Personal information
- Date of birth: 26 February 1981 (age 44)
- Place of birth: Zagreb, SR Croatia, Yugoslavia
- Height: 1.88 m (6 ft 2 in)
- Position(s): Defensive midfielder

Youth career
- NK Sava Zagreb
- Dinamo Zagreb

Senior career*
- Years: Team / Apps / (Gls)
- 1999–2000: Dinamo Zagreb
- 2000–2003: Hrvatski Dragovoljac / 42 / (4)
- 2003–2005: Inter Zaprešić / 38 / (1)
- 2005–2006: Međimurje / 30 / (3)
- 2006–2009: Amkar Perm / 70 / (5)
- 2009–2010: Lokomotiv Moscow / 39 / (5)
- 2010–2013: Dynamo Moscow / 22 / (1)
- 2012: → Zaragoza (loan) / 12 / (1)
- 2012–2013: → Mordovia Saransk (loan) / 25 / (0)
- 2013–2014: RNK Split / 24 / (1)

International career
- 2009–2012: Croatia / 19 / (0)

= Tomislav Dujmović =

Croatian footballer

Tomislav Dujmović (born 26 February 1981) is a Croatian retired footballer who played as a defensive midfielder.

== Club career ==

===Croatia===
Dujmović stated playing football in lower league club NK Sava Zagreb where he was noticed by Croatian giants Dinamo Zagreb. But he never managed to get senior cap for Dinamo so he was forced to leave club in 2000. Next six years he played for Croatian yo-yo clubs Hrvatski Dragovoljac, Inter Zaprešić and Međimurje before leaving for Russia in 2006.

===Russia===
Dujmović joined Amkar Perm of Russian Premier League where he soon proved himself as one of the best defensive midfielders in league. After his contract with Amkar expired, Dujmović joined Lokomotiv Moscow where he stayed only for season and half before transferring to Lokomotiv's city rivals Dynamo Moscow for 3 million Euro. Dujmović was a regular first team member in Dynamo, but subsequently lost his place after arrival of new manager Sergei Silkin.

===Real Zaragoza===
Struggling Spanish La Liga team Real Zaragoza acquired Dujmović on loan from Dinamo Moscow on 17 January 2012. Dujmović had his debut for Zaragoza on 22 January in a game against UD Levante.

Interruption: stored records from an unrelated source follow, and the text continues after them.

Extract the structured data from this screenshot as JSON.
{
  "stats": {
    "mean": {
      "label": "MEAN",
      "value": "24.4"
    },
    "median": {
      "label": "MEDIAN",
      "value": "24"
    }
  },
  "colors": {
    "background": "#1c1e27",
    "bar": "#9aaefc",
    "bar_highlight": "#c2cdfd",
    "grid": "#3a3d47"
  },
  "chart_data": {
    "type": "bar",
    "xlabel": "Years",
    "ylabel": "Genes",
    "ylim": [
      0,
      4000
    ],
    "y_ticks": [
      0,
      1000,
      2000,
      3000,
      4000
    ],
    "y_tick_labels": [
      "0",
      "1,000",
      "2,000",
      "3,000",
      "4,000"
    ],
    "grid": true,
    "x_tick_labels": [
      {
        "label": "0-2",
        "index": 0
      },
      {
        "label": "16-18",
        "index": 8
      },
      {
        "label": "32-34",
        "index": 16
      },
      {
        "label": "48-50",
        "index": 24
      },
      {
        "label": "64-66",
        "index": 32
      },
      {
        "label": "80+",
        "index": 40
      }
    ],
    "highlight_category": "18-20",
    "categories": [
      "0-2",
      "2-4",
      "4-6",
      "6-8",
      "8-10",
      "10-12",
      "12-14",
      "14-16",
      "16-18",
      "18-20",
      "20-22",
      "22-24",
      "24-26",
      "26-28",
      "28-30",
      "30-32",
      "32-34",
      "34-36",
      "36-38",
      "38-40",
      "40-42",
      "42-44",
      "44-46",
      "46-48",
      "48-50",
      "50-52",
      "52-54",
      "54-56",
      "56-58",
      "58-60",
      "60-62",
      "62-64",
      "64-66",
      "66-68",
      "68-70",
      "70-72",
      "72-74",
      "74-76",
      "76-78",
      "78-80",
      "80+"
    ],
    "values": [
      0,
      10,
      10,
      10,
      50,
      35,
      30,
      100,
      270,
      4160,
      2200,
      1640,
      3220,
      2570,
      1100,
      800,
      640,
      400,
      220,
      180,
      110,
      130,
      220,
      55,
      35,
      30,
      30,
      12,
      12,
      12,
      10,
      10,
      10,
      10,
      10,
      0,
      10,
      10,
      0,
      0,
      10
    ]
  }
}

== International career ==
Dujmović was called up by Croatia national team manager Slaven Bilić for a friendly game against Liechtenstein in Vinkovci on 14 November 2009. He made his national team debut in the same match, playing 20 minutes as a second-half substitute. He has earned a total of 19 caps, scoring no goals. His final international was a June 2012 UEFA Euro 2012 match against Ireland.